Le retour de l’inflation
Alors que mi-mars, les marchés réussissaient à initier un rebond assez net, encouragés par une possible évolution positive des discussions entre la Russie et l’Ukraine et par des propos rassurants de la banque centrale américaine sur la santé de son économie, cette dynamique haussière s’est essoufflée début avril, avec le retour sur le devant de la scène de la question cruciale de l’inflation.
Il y a encore quelques mois, le consensus considérait ces tensions inflationnistes comme transitoires. Elles étaient la conséquence logique d’une sortie dynamique de la crise sanitaire. Mais trois éléments nouveaux sont venus remettre en cause ce scénario.
Le premier est la hausse des salaires aux Etats-Unis, qui affichent une progression de 5,6% sur un an. Elle fait craindre l’émergence d’une spirale inflationniste prix/salaires dans cette zone économique très dynamique.
Le second est la politique zero-covid en Chine. Cette approche extrême et probablement assez peu efficace risque d’engendrer de nouvelles ruptures dans les chaines d’approvisionnement, ce qui provoquerait de nouvelles tensions sur les prix.
Enfin le troisième, et peut être le plus important, est la guerre entre la Russie et l’Ukraine. Cette guerre a provoqué un choc durable sur le marché des matières premières énergétiques et alimentaires. Et au-delà de ce choc, elle a affirmé un peu plus la nécessité d’un retour au principe d’autonomie stratégique, qui comme le prédit Larry Fink (PDG de Blackrock) sera synonyme de fin de la globalisation et d’une « réorientation à grande échelle des chaînes d’approvisionnement, qui sera intrinsèquement inflationniste. »
Tous ces éléments pointent donc vers un scénario d’une inflation plus durable qui nécessiterait des politiques monétaires nettement plus restrictives (via des hausses de taux et une réduction du bilan des banques centrales). Les risques de récession se font donc de plus en plus grands, ce qui incite les investisseurs à beaucoup de prudence.
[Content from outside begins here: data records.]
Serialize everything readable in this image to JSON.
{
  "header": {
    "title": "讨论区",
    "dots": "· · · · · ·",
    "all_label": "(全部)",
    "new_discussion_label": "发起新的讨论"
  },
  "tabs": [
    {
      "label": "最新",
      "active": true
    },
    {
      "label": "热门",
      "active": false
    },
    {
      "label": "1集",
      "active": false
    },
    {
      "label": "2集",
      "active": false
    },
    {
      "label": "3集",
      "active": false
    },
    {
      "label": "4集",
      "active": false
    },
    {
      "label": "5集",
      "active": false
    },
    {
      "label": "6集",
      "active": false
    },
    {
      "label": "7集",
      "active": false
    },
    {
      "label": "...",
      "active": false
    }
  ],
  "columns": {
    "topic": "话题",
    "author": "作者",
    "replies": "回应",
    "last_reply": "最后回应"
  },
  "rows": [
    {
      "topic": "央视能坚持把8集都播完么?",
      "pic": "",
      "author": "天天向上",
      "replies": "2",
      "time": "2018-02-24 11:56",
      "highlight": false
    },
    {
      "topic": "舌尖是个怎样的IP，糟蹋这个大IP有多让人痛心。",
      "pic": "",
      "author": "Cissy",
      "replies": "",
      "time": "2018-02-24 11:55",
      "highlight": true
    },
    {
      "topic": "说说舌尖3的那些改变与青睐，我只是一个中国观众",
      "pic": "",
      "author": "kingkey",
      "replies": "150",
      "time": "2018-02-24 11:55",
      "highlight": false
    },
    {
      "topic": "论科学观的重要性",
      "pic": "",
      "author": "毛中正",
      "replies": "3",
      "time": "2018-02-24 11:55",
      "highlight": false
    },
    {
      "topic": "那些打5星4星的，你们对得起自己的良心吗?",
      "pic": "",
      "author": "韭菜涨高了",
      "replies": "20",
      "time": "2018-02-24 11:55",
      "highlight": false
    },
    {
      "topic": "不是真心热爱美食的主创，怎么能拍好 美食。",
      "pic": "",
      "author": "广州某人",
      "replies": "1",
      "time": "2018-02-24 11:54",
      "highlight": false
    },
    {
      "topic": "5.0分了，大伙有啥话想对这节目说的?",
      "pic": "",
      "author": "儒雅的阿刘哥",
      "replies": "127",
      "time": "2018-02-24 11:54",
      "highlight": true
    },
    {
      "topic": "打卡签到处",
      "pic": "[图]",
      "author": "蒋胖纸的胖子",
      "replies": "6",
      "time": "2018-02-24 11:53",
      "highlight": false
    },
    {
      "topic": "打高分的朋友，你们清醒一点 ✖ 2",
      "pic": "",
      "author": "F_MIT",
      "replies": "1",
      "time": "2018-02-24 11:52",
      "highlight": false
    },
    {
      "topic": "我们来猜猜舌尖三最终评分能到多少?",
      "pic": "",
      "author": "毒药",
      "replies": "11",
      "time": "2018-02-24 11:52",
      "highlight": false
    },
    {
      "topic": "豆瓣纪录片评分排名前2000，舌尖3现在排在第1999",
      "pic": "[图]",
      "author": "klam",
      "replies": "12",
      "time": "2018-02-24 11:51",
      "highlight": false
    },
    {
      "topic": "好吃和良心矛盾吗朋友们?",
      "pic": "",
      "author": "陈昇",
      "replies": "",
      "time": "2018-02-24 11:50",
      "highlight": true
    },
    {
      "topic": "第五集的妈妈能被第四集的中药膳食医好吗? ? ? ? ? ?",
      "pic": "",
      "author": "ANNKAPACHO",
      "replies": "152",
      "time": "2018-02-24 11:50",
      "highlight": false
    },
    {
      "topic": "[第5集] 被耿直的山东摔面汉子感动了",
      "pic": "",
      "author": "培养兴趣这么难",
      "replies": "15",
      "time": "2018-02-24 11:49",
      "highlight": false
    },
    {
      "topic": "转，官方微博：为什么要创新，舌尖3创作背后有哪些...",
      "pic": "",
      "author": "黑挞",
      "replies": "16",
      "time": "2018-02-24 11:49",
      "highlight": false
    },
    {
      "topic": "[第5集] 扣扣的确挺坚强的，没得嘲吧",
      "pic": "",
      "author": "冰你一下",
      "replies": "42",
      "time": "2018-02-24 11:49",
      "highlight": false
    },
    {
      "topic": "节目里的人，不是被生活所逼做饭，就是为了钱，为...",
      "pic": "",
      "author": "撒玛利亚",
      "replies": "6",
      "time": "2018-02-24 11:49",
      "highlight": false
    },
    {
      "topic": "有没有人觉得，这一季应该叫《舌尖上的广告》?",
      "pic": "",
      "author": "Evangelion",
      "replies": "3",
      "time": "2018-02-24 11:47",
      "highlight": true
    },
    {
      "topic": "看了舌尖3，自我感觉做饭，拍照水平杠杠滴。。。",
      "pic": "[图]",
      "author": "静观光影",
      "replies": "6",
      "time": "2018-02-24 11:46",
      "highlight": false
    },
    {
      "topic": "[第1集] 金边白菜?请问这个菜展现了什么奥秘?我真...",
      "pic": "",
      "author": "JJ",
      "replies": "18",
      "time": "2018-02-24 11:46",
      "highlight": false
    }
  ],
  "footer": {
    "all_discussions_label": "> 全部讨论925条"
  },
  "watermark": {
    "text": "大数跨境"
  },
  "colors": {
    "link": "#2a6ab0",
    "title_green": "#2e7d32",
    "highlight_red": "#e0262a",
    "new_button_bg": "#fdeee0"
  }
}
Mais rien n’est encore joué, car chacun de ces facteurs inflationnistes pourrait se résorber rapidement. Par exemple, aux Etats-Unis, nous voyons une nette augmentation de la participation au marché du travail, notamment avec le retour des retraités qui voient leur pouvoir d’achat se dégrader avec l’inflation. Les pressions sur les salaires pourraient donc avoir touché un plafond.
En Chine, les restrictions sanitaires sont si drastiques qu’elles pourraient engendrer une forte instabilité sociale. Il est possible que le gouvernement finisse par infléchir son approche zéro-covid, ce qui détendrait nettement les risques de ruptures dans les chaines d’approvisionnement.
Enfin en Ukraine, vu le coût énorme de la guerre pour Vladimir Poutine, il est encore possible qu’il renonce totalement à une invasion générale de l’Ukraine et se contente des territoires de l’est du pays. Cela pourrait rassurer les marchés de matières premières.
Mais pour l’instant, les facteurs inflationnistes sont toujours présents, c’est pourquoi une approche prudente des marchés est pleinement justifiée. Nous suivrons avec attention les résultats des entreprises au premier trimestre afin de voir si leurs marges ont été lourdement impactées ou non par la hausse des coûts.